= Delos H. Smith =

American architect and architectural historian

Delos Hamilton Smith Jr. (May 10, 1884 – July 21, 1963) was an American architect and architectural historian.

==Education and career==
Born in Willcox, Arizona, to Delos H. Smith Sr. and Martha McCurdy Smith, Smith attended public school in Washington, D.C., and received a B.S. in architecture from the George Washington University in 1906, apprenticing with the Office of Supervising Architect in the United States Department of the Treasury the same year.

He then worked as an apprentice for several architecture firms in short order, including Hornblower and Marshall from 1907 to 1909, Hill and Kendall from 1910 to 1911, and J.H. DeSibour from 1911 to 1912. He was a junior partner in the firm of Kendall & Smith from 1912 to 1916, also teaching architecture at the George Washington University during this time, where he also received an M.S. in architecture in 1916. He then established his own architecture firm, maintaining sole ownership until 1924, when he formed the partnership of Smith & Edwards.

Notable buildings designed by Smith include St. Paul's Episcopal Church, Rock Creek Parish (for renovation following a 1921 fire that gutted the church), the Montgomery County Courthouse in Rockville, Maryland, and the New York Avenue Presbyterian Church.

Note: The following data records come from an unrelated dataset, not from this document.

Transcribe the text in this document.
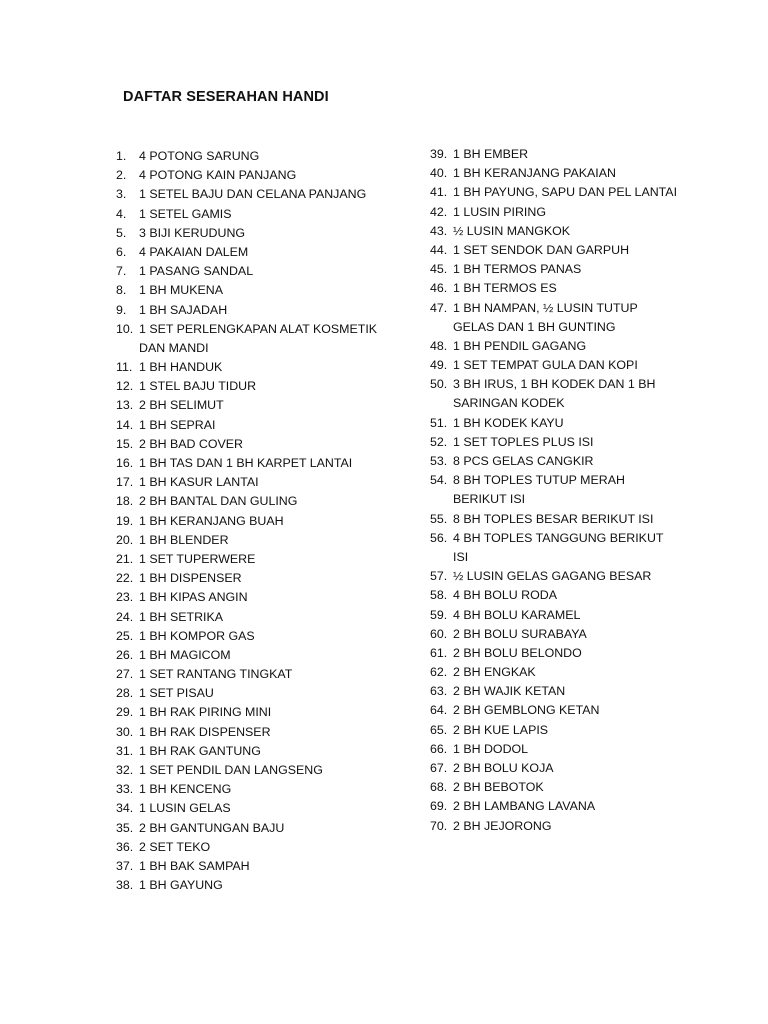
DAFTAR SESERAHAN HANDI
1.	4 POTONG SARUNG
2.	4 POTONG KAIN PANJANG
3.	1 SETEL BAJU DAN CELANA PANJANG
4.	1 SETEL GAMIS
5.	3 BIJI KERUDUNG
6.	4 PAKAIAN DALEM
7.	1 PASANG SANDAL
8.	1 BH MUKENA
9.	1 BH SAJADAH
10. 1 SET PERLENGKAPAN ALAT KOSMETIK DAN MANDI
11. 1 BH HANDUK
12. 1 STEL BAJU TIDUR
13. 2 BH SELIMUT
14. 1 BH SEPRAI
15. 2 BH BAD COVER
16. 1 BH TAS DAN 1 BH KARPET LANTAI
17. 1 BH KASUR LANTAI
18. 2 BH BANTAL DAN GULING
19. 1 BH KERANJANG BUAH
20. 1 BH BLENDER
21. 1 SET TUPERWERE
22. 1 BH DISPENSER
23. 1 BH KIPAS ANGIN
24. 1 BH SETRIKA
25. 1 BH KOMPOR GAS
26. 1 BH MAGICOM
27. 1 SET RANTANG TINGKAT
28. 1 SET PISAU
29. 1 BH RAK PIRING MINI
30. 1 BH RAK DISPENSER
31. 1 BH RAK GANTUNG
32. 1 SET PENDIL DAN LANGSENG
33. 1 BH KENCENG
34. 1 LUSIN GELAS
35. 2 BH GANTUNGAN BAJU
36. 2 SET TEKO
37. 1 BH BAK SAMPAH
38. 1 BH GAYUNG
39. 1 BH EMBER
40. 1 BH KERANJANG PAKAIAN
41. 1 BH PAYUNG, SAPU DAN PEL LANTAI
42. 1 LUSIN PIRING
43. ½ LUSIN MANGKOK
44. 1 SET SENDOK DAN GARPUH
45. 1 BH TERMOS PANAS
46. 1 BH TERMOS ES
47. 1 BH NAMPAN, ½ LUSIN TUTUP GELAS DAN 1 BH GUNTING
48. 1 BH PENDIL GAGANG
49. 1 SET TEMPAT GULA DAN KOPI
50. 3 BH IRUS, 1 BH KODEK DAN 1 BH SARINGAN KODEK
51. 1 BH KODEK KAYU
52. 1 SET TOPLES PLUS ISI
53. 8 PCS GELAS CANGKIR
54. 8 BH TOPLES TUTUP MERAH BERIKUT ISI
55. 8 BH TOPLES BESAR BERIKUT ISI
56. 4 BH TOPLES TANGGUNG BERIKUT ISI
57. ½ LUSIN GELAS GAGANG BESAR
58. 4 BH BOLU RODA
59. 4 BH BOLU KARAMEL
60. 2 BH BOLU SURABAYA
61. 2 BH BOLU BELONDO
62. 2 BH ENGKAK
63. 2 BH WAJIK KETAN
64. 2 BH GEMBLONG KETAN
65. 2 BH KUE LAPIS
66. 1 BH DODOL
67. 2 BH BOLU KOJA
68. 2 BH BEBOTOK
69. 2 BH LAMBANG LAVANA
70. 2 BH JEJORONG
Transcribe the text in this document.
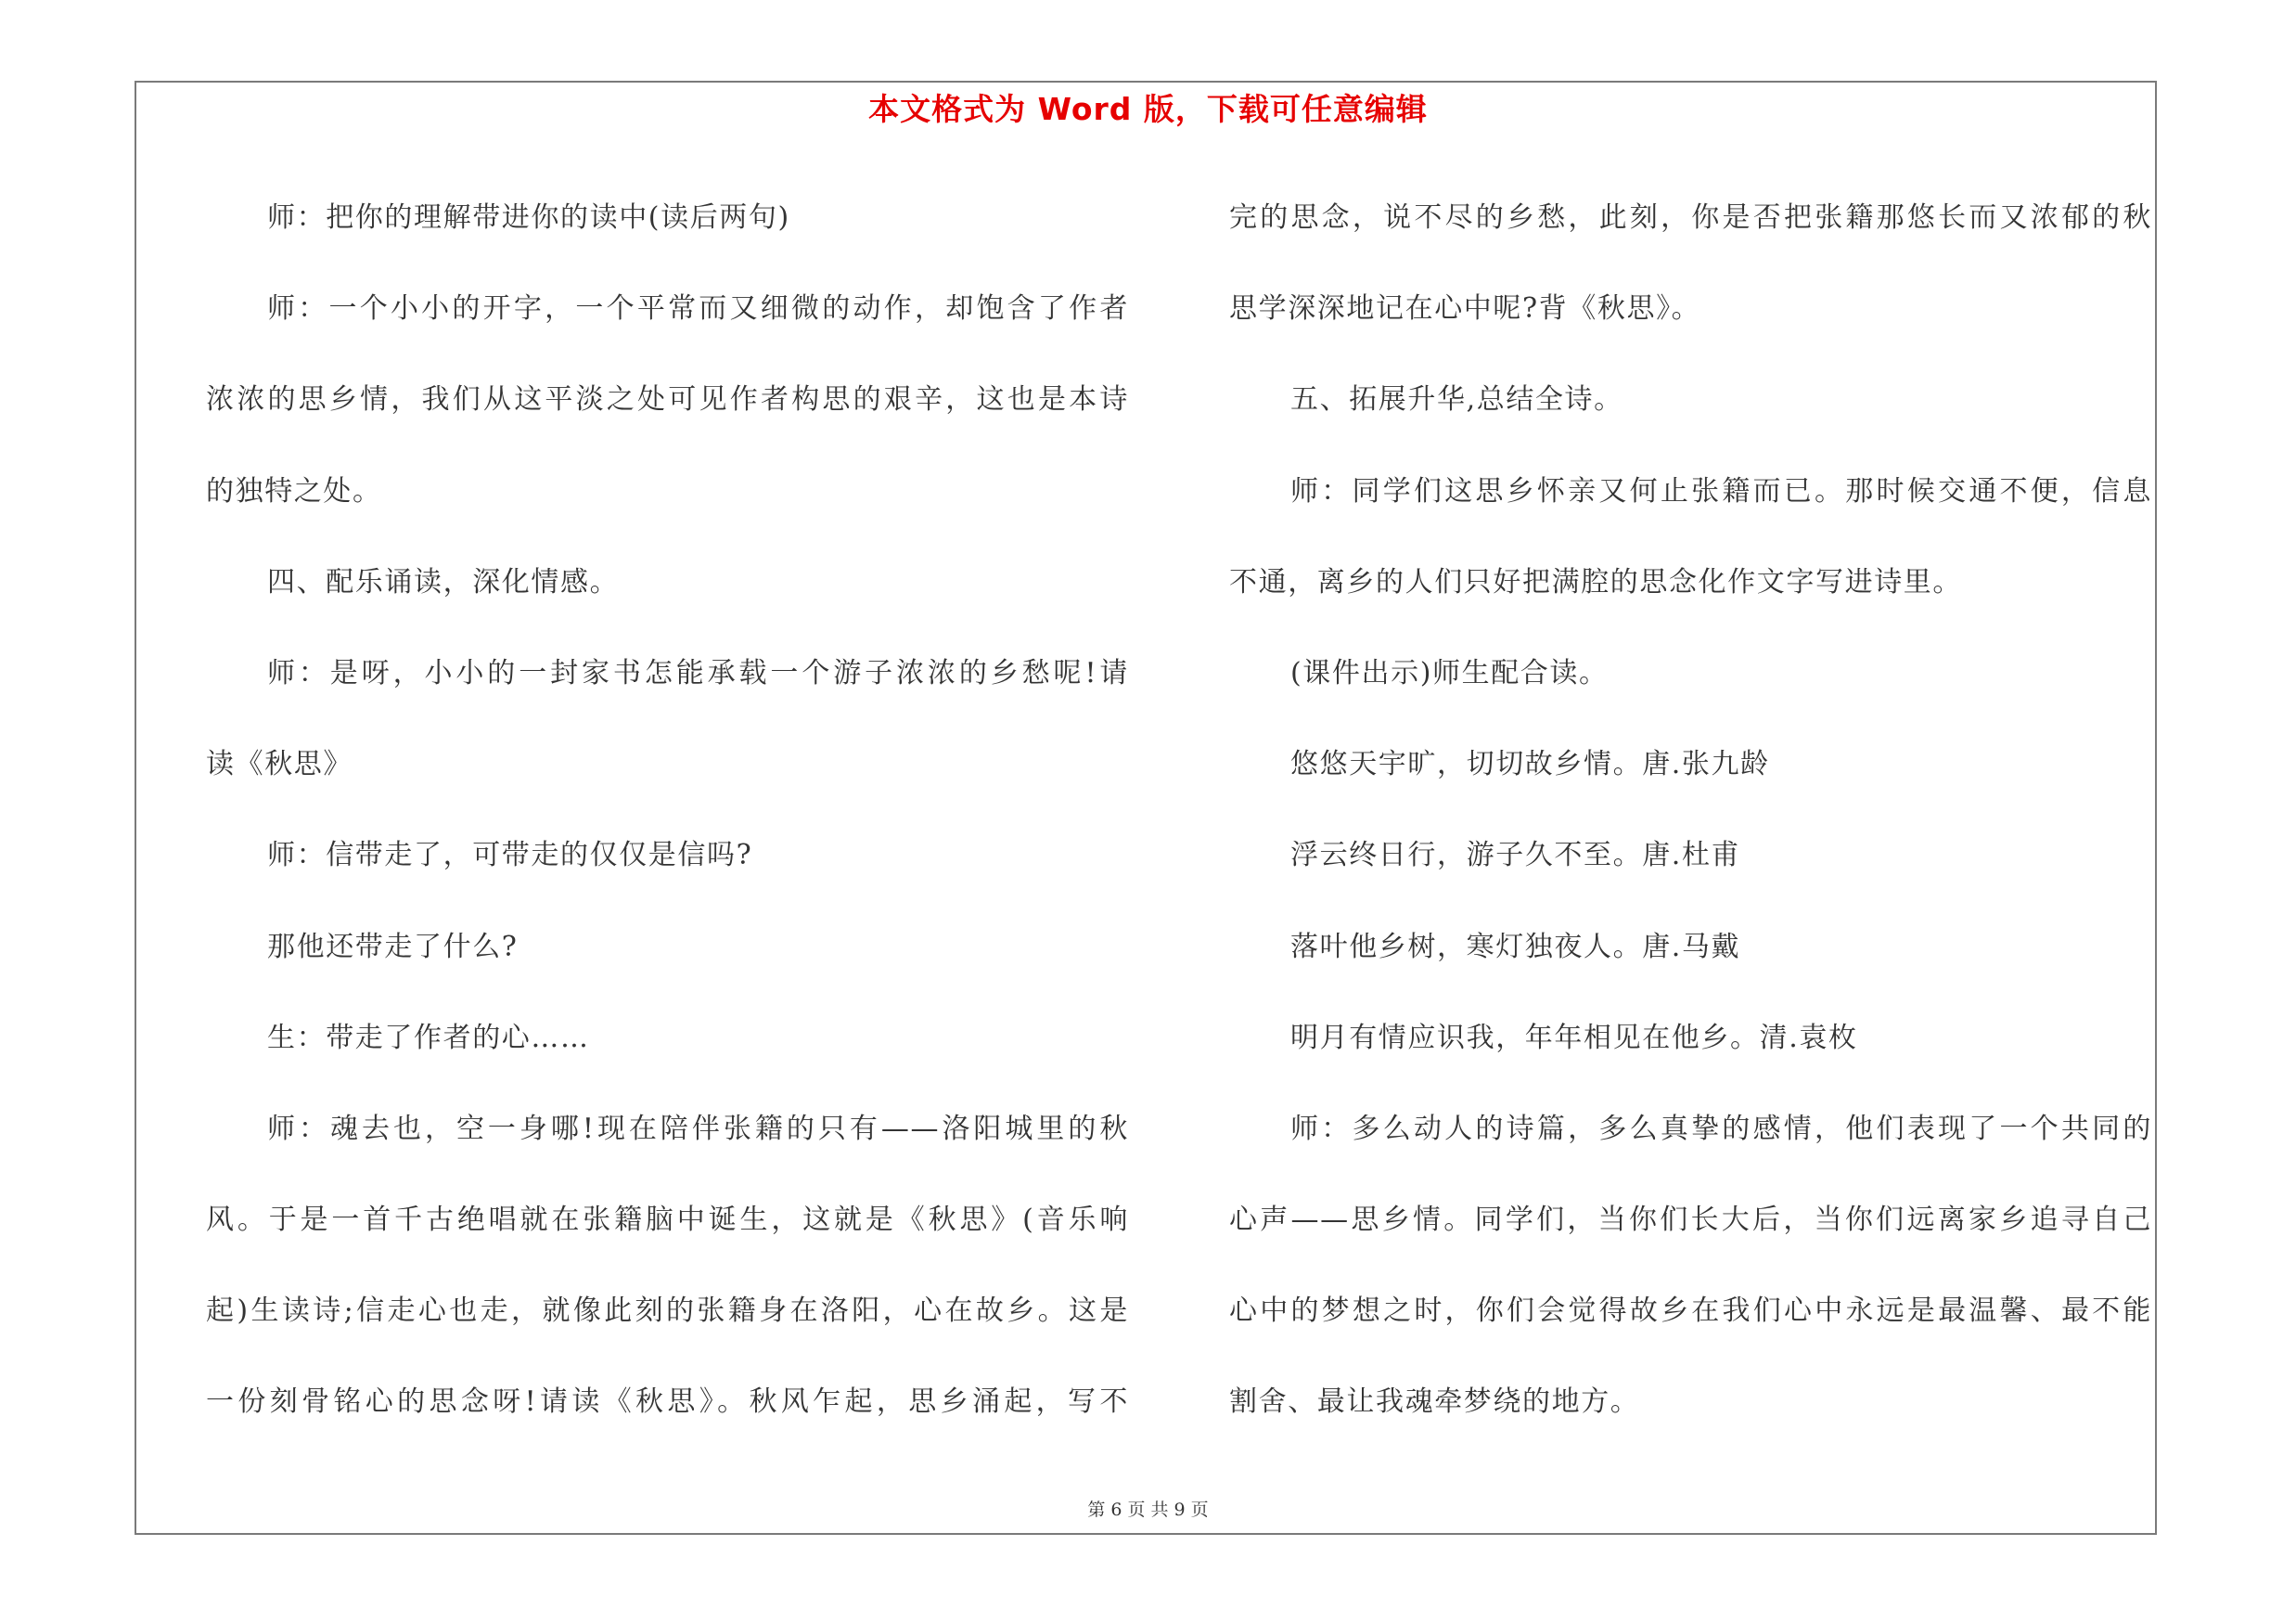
本文格式为 Word 版，下载可任意编辑
师：把你的理解带进你的读中(读后两句)
师：一个小小的开字，一个平常而又细微的动作，却饱含了作者
浓浓的思乡情，我们从这平淡之处可见作者构思的艰辛，这也是本诗
的独特之处。
四、配乐诵读，深化情感。
师：是呀，小小的一封家书怎能承载一个游子浓浓的乡愁呢!请
读《秋思》
师：信带走了，可带走的仅仅是信吗?
那他还带走了什么?
生：带走了作者的心……
师：魂去也，空一身哪!现在陪伴张籍的只有——洛阳城里的秋
风。于是一首千古绝唱就在张籍脑中诞生，这就是《秋思》(音乐响
起)生读诗;信走心也走，就像此刻的张籍身在洛阳，心在故乡。这是
一份刻骨铭心的思念呀!请读《秋思》。秋风乍起，思乡涌起，写不
完的思念，说不尽的乡愁，此刻，你是否把张籍那悠长而又浓郁的秋
思学深深地记在心中呢?背《秋思》。
五、拓展升华,总结全诗。
师：同学们这思乡怀亲又何止张籍而已。那时候交通不便，信息
不通，离乡的人们只好把满腔的思念化作文字写进诗里。
(课件出示)师生配合读。
悠悠天宇旷，切切故乡情。唐.张九龄
浮云终日行，游子久不至。唐.杜甫
落叶他乡树，寒灯独夜人。唐.马戴
明月有情应识我，年年相见在他乡。清.袁枚
师：多么动人的诗篇，多么真挚的感情，他们表现了一个共同的
心声——思乡情。同学们，当你们长大后，当你们远离家乡追寻自己
心中的梦想之时，你们会觉得故乡在我们心中永远是最温馨、最不能
割舍、最让我魂牵梦绕的地方。
第 6 页 共 9 页
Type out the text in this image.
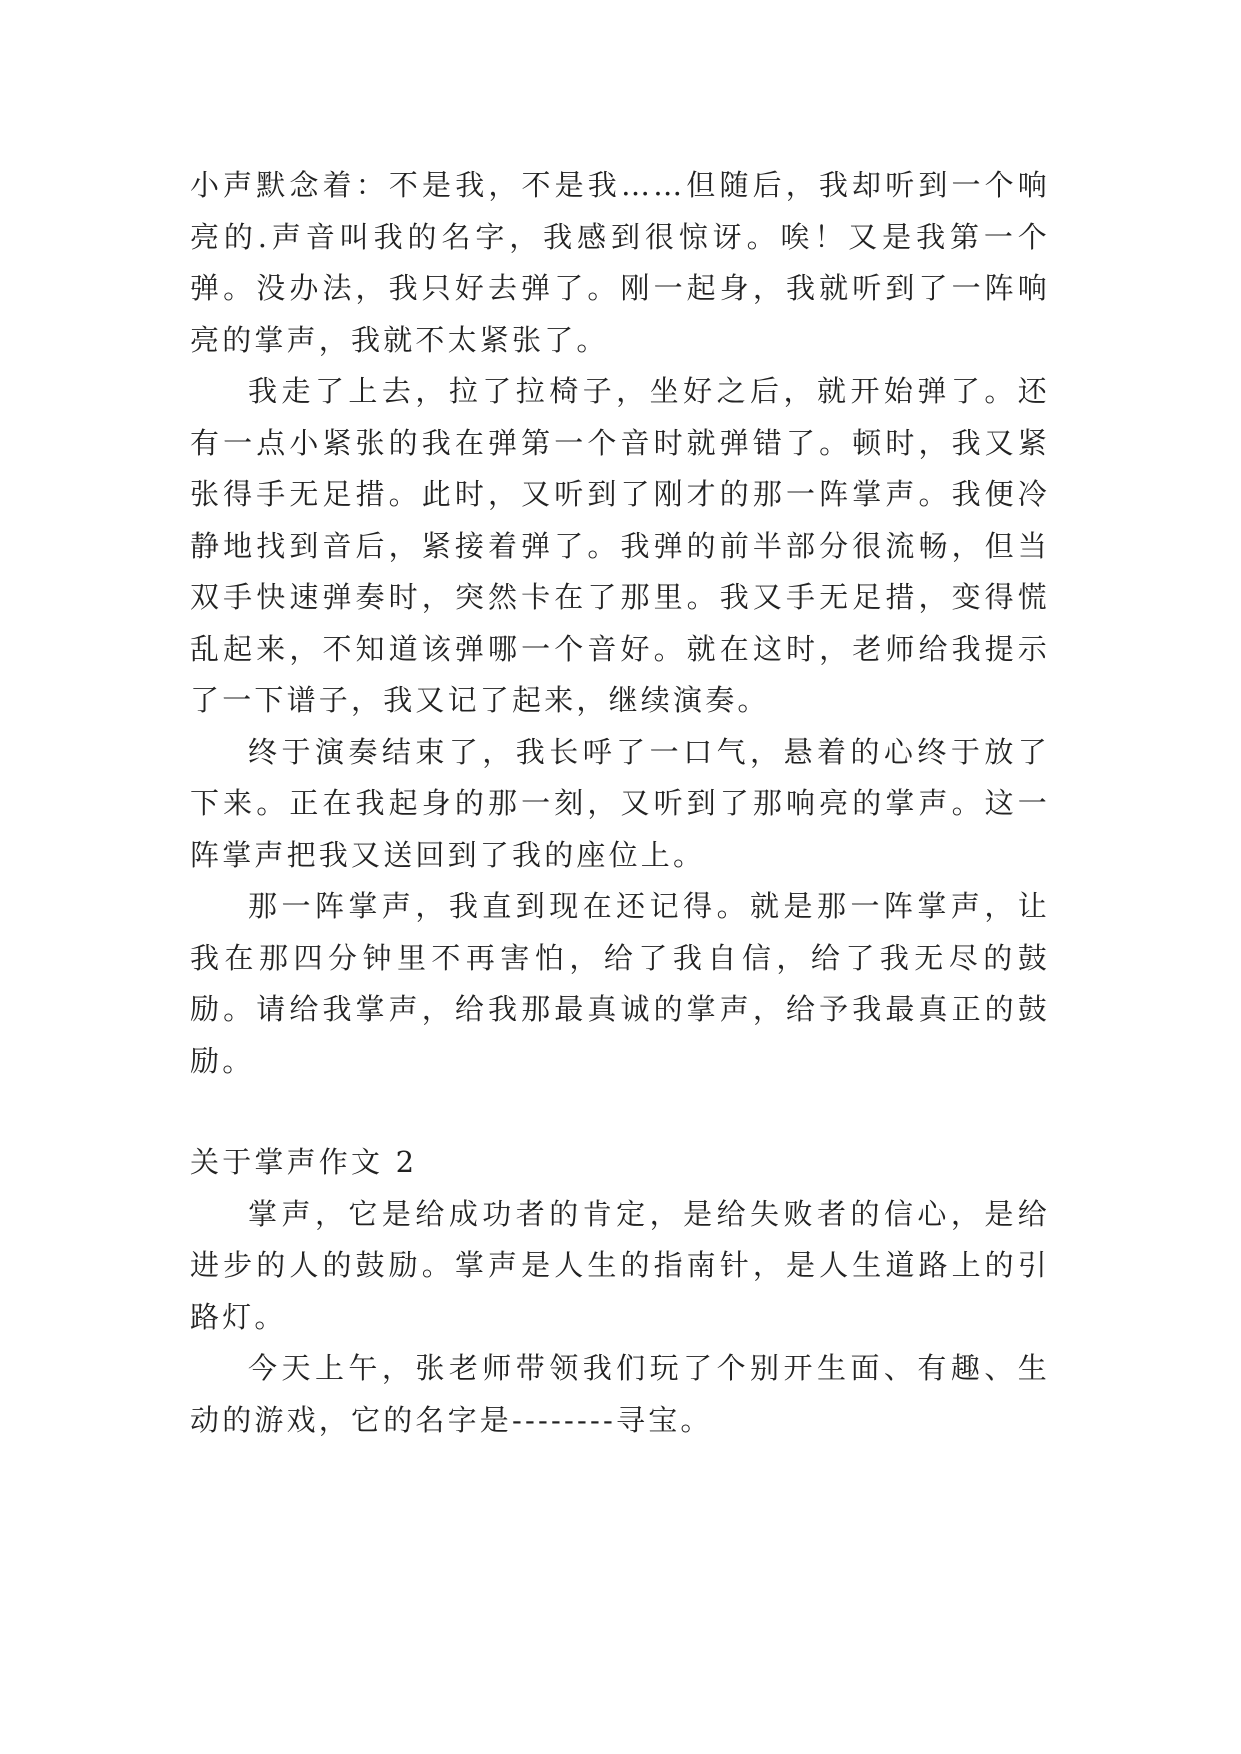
小声默念着：不是我，不是我……但随后，我却听到一个响亮的.声音叫我的名字，我感到很惊讶。唉！又是我第一个弹。没办法，我只好去弹了。刚一起身，我就听到了一阵响亮的掌声，我就不太紧张了。

我走了上去，拉了拉椅子，坐好之后，就开始弹了。还有一点小紧张的我在弹第一个音时就弹错了。顿时，我又紧张得手无足措。此时，又听到了刚才的那一阵掌声。我便冷静地找到音后，紧接着弹了。我弹的前半部分很流畅，但当双手快速弹奏时，突然卡在了那里。我又手无足措，变得慌乱起来，不知道该弹哪一个音好。就在这时，老师给我提示了一下谱子，我又记了起来，继续演奏。

终于演奏结束了，我长呼了一口气，悬着的心终于放了下来。正在我起身的那一刻，又听到了那响亮的掌声。这一阵掌声把我又送回到了我的座位上。

那一阵掌声，我直到现在还记得。就是那一阵掌声，让我在那四分钟里不再害怕，给了我自信，给了我无尽的鼓励。请给我掌声，给我那最真诚的掌声，给予我最真正的鼓励。

关于掌声作文 2

掌声，它是给成功者的肯定，是给失败者的信心，是给进步的人的鼓励。掌声是人生的指南针，是人生道路上的引路灯。

今天上午，张老师带领我们玩了个别开生面、有趣、生动的游戏，它的名字是--------寻宝。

During World War II, Smith was given charge of the Design Division at the Norfolk, Virginia, Navy Yard as a Commander in the United States Navy Reserve, where he "oversaw drafting production for a variety of industrial and military projects".

Smith was inducted as a fellow of the American Institute of Architects on March 12, 1952.

==Personal life and death==
In 1928, Smith married Iris Bland, with whom he had one daughter, Marisa Smith.

He died in Alexandria, Virginia, at the age of 79.